Transação tributária no âmbito dos estados: consolidação normativa e caminhos de expansão

Por Gabriela Bittencourt Zanella e Ricardo Anderle, advogados e sócios do Núcleo Tributário e Aduaneiro da Menezes Niebuhr.

Desde a edição da Lei nº 13.988/2020, a transação tributária consolidou-se como importante instrumento de gestão da dívida ativa da União. A normatização federal, somada ao avanço institucional da Procuradoria-Geral da Fazenda Nacional (PGFN), possibilitou a construção de políticas públicas voltadas à resolução consensual de litígios tributários, com ganhos de eficiência, previsibilidade e justiça fiscal.

Naturalmente, o debate se expandiu para os entes subnacionais.

No plano estadual, a transação tributária tem ganhado relevância prática e normativa. Alguns estados avançaram de forma pioneira, como São Paulo, Rio Grande do Sul e Mato Grosso, estabelecendo regras próprias para a composição de créditos inscritos em dívida ativa. Outros, como Ceará, Minas Gerais e Pernambuco, seguiram caminhos semelhantes, ainda que com particularidades de desenho e abrangência.

Um marco relevante para a expansão da transação no contexto estadual foi a publicação do Convênio ICMS nº 210/2023. Celebrado no âmbito do Conselho Nacional de Política Fazendária (CONFAZ), o instrumento conferiu segurança jurídica aos estados para instituírem programas de transação envolvendo créditos de ICMS — tributo que, até então, suscitava debates sobre a possibilidade de concessões em razão da Lei Complementar nº 24/1975.

Com base no Convênio nº 210/2023, abriu-se a oportunidade para que as unidades federadas estruturassem seus próprios modelos de transação tributária. A partir disso, caberia a cada estado avaliar a viabilidade normativa e institucional de implementar soluções específicas para créditos considerados de difícil recuperação ou cuja discussão jurídica comprometa a eficiência da cobrança.

Os resultados observados nos estados que já regulamentaram a matéria indicam benefícios relevantes: incremento de arrecadação com foco na liquidação de passivos inativos, estímulo à regularização fiscal voluntária, racionalização do contencioso tributário e modernização da cobrança. Além disso, constata-se uma melhora na relação entre Fisco e contribuinte, pautada por critérios objetivos e maior transparência.

A adoção de programas de transação tributária voltados à regularização de débitos representa uma estratégia inovadora de política fiscal, com grande potencial para estimular a retomada econômica e fortalecer o ambiente de negócios.

Dados recentes divulgados pela PGFN confirmam esse potencial: mais da metade do valor recuperado em 2024, acima de R$ 34 bilhões em dívidas tributárias, foi obtido via soluções de consensualidade, denotando a efetividade do modelo tanto para o contribuinte quanto para o Estado. No plano estadual, programas de transação em São Paulo, por exemplo, resultaram na negociação de R$ 44,2 bilhões de ICMS inscritos na dívida ativa paulista.

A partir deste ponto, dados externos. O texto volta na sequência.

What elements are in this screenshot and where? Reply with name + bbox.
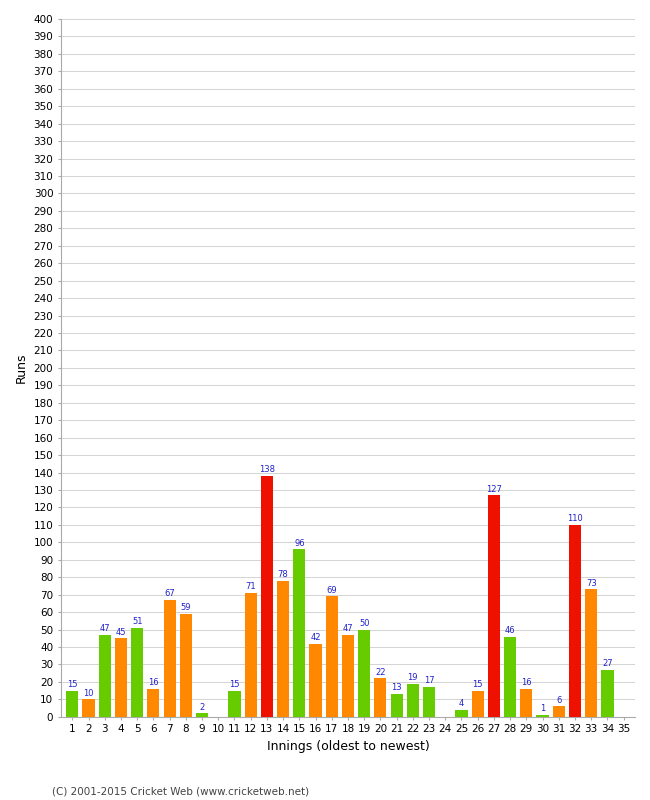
Text: 10: 10 (83, 689, 94, 698)
Bar (504, 637, 516, 717)
Text: 17: 17 (424, 677, 434, 686)
Text: 2: 2 (200, 702, 205, 711)
X-axis label: Innings (oldest to newest): Innings (oldest to newest) (266, 740, 430, 753)
Text: 50: 50 (359, 619, 369, 628)
Text: 46: 46 (505, 626, 515, 635)
Bar (326, 597, 338, 717)
Bar (228, 690, 240, 717)
Bar (342, 635, 354, 717)
Text: 45: 45 (116, 627, 126, 637)
Bar (374, 678, 387, 717)
Text: 73: 73 (586, 578, 597, 588)
Bar (164, 600, 176, 717)
Bar (585, 590, 597, 717)
Bar (196, 714, 208, 717)
Text: 6: 6 (556, 695, 562, 705)
Y-axis label: Runs: Runs (15, 353, 28, 383)
Bar (358, 630, 370, 717)
Text: 138: 138 (259, 466, 275, 474)
Bar (407, 684, 419, 717)
Text: 67: 67 (164, 589, 175, 598)
Text: 22: 22 (375, 668, 385, 677)
Bar (99, 635, 110, 717)
Text: 71: 71 (245, 582, 256, 591)
Bar (472, 690, 484, 717)
Text: 19: 19 (408, 673, 418, 682)
Text: 16: 16 (521, 678, 532, 687)
Text: 13: 13 (391, 683, 402, 692)
Text: 4: 4 (459, 699, 464, 708)
Text: 110: 110 (567, 514, 583, 523)
Bar (520, 689, 532, 717)
Text: 1: 1 (540, 704, 545, 714)
Text: 127: 127 (486, 485, 502, 494)
Bar (536, 715, 549, 717)
Text: 16: 16 (148, 678, 159, 687)
Bar (569, 525, 581, 717)
Bar (244, 593, 257, 717)
Bar (601, 670, 614, 717)
Bar (309, 643, 322, 717)
Bar (488, 495, 500, 717)
Text: 69: 69 (326, 586, 337, 594)
Bar (293, 550, 306, 717)
Bar (277, 581, 289, 717)
Text: (C) 2001-2015 Cricket Web (www.cricketweb.net): (C) 2001-2015 Cricket Web (www.cricketwe… (52, 786, 309, 796)
Text: 15: 15 (473, 680, 483, 689)
Bar (115, 638, 127, 717)
Bar (131, 628, 143, 717)
Bar (261, 476, 273, 717)
Text: 15: 15 (67, 680, 77, 689)
Text: 96: 96 (294, 538, 305, 547)
Bar (148, 689, 159, 717)
Text: 59: 59 (181, 603, 191, 612)
Bar (66, 690, 79, 717)
Bar (552, 706, 565, 717)
Text: 47: 47 (99, 624, 110, 633)
Text: 51: 51 (132, 617, 142, 626)
Text: 27: 27 (602, 659, 613, 668)
Text: 78: 78 (278, 570, 289, 579)
Bar (423, 687, 435, 717)
Text: 15: 15 (229, 680, 240, 689)
Bar (83, 699, 95, 717)
Bar (456, 710, 467, 717)
Text: 47: 47 (343, 624, 354, 633)
Bar (180, 614, 192, 717)
Text: 42: 42 (310, 633, 321, 642)
Bar (391, 694, 403, 717)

É importante observar que a transação, diferentemente de programas tradicionais de parcelamento ou remissão, está condicionada a critérios legais e técnicos. O artigo 171 do Código Tributário Nacional exige que a proposta envolva concessões recíprocas e esteja alinhada ao interesse público. Da mesma forma, os parâmetros fixados pela legislação federal e replicados em normas estaduais — como análise da recuperabilidade do crédito, capacidade de pagamento e risco jurídico — reforçam o caráter técnico da medida.

Por isso, a implementação da transação tributária no contexto estadual exige não apenas vontade normativa, mas também estruturação institucional. Envolve a atuação coordenada entre as procuradorias estaduais, as secretarias da fazenda e os órgãos de controle. Também exige critérios transparentes, segurança jurídica e mecanismos de monitoramento que garantam a efetividade dos acordos celebrados.

A transação tributária é, portanto, uma ferramenta que combina responsabilidade fiscal, inteligência arrecadatória e modernização da gestão pública. Sua expansão no âmbito dos estados representa um passo importante para o amadurecimento da política fiscal brasileira, especialmente diante do contexto de reformas e da busca por equilíbrio nas contas públicas com preservação da atividade econômica.